A partition with a recovery image of another partition.

DATA PARTITIONS

A partition storing only data, often used when the primary OS is likely to be replaced often.

Windows provides users with two different partition types; Primary and Extended.  There can be a maximum of four partitions on a drive.   Of those four only one can be an Extended.  An Extended Partition can have an “unlimited” number of Logical Volumes(Drives).  Logical Volumes act like a Primary Partition except you cannot use a logical drive to start an operating system.  You cannot have another Extended Partition or a Primary Partition inside an Extended partition.  A Primary Partition can contain a Master Boot Record, allowing an operating system to be loaded.
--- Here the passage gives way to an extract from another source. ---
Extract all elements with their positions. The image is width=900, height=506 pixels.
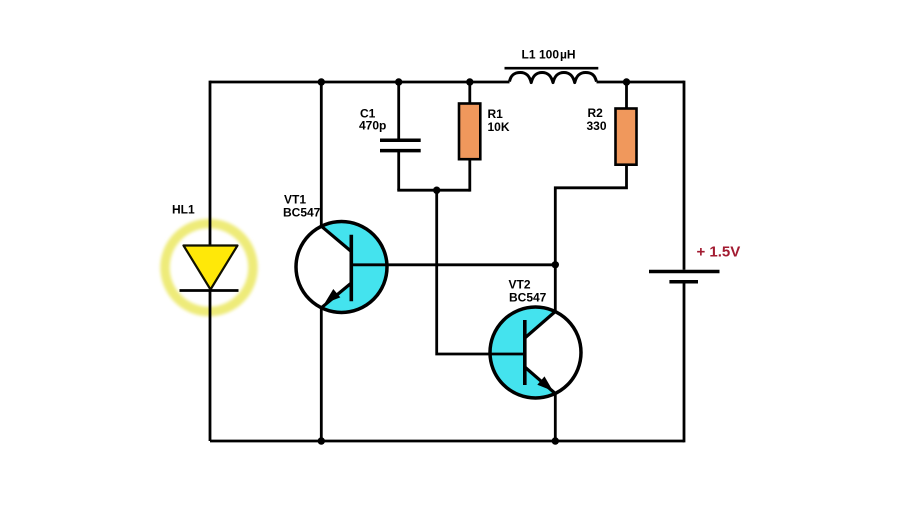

I have a slightly different agenda concerning partitions.  I have installed a high capacity drive on my new multi-core machine and I want to reserve a large space on this drive for backups of my major databases residing on another machine; my music, e-books and photos.  I want each database to have its own logical drive and be as isolated as possible from the OS of my new machine, which I will use mainly for software design and development.  An extended partition would be perfect for this purpose.  The disk management MMC will only create an extended partition after three primary partitions have been created.  I don’t want three primary partitions on my drive.  I only want two.  So I must use the command-line DiskPart.

DiskPart is hierarchical.  You must give focus to the various objects to manage them further.  The only commands that work at the top level is LIST DISK.  From the list you can select which one to further manage as in SELECT DISK 0.  Now you can get a list of partitions or select a partition to perform further management.

SELECT DISK0
LIST PARTITION
CREATE PARTITION EXTENDED SIZE = 70000
creates the extended partition of 70 gigs
CREATE PARTITION LOGICAL SIZE = 45000
create logical drive for music bkup 45 gigs
FORMAT LABEL = “Music Backup”
format & label the volume
ASSIGN
assign the next drive letter
SELECT PARTITION 0
focus back to extended partition
CREATE PARTITION LOGICAL SIZE = 4000
create logical drive for music bkup 4 gigs
FORMAT LABEL = “eBook Backup”
format & label the volume
ASSIGN
assign the next drive letter
SELECT PARTITION 0
focus back to extended partition
CREATE PARTITION LOGICAL SIZE = 4000
create logical drive for music bkup 4 gigs
FORMAT LABEL = “Photo Backup”
format & label the volume
ASSIGN
assign the next drive letter
SELECT DISK 0
focus back to the disk
EXIT

A list of the partitions and volumes on that disk shows the results

diskpart-1

The disk structure can now be managed by the MMC.  In W8, bang into the upper right corner and search “MMC”, add the disk management snap-in from the file menu and you’re off to the races.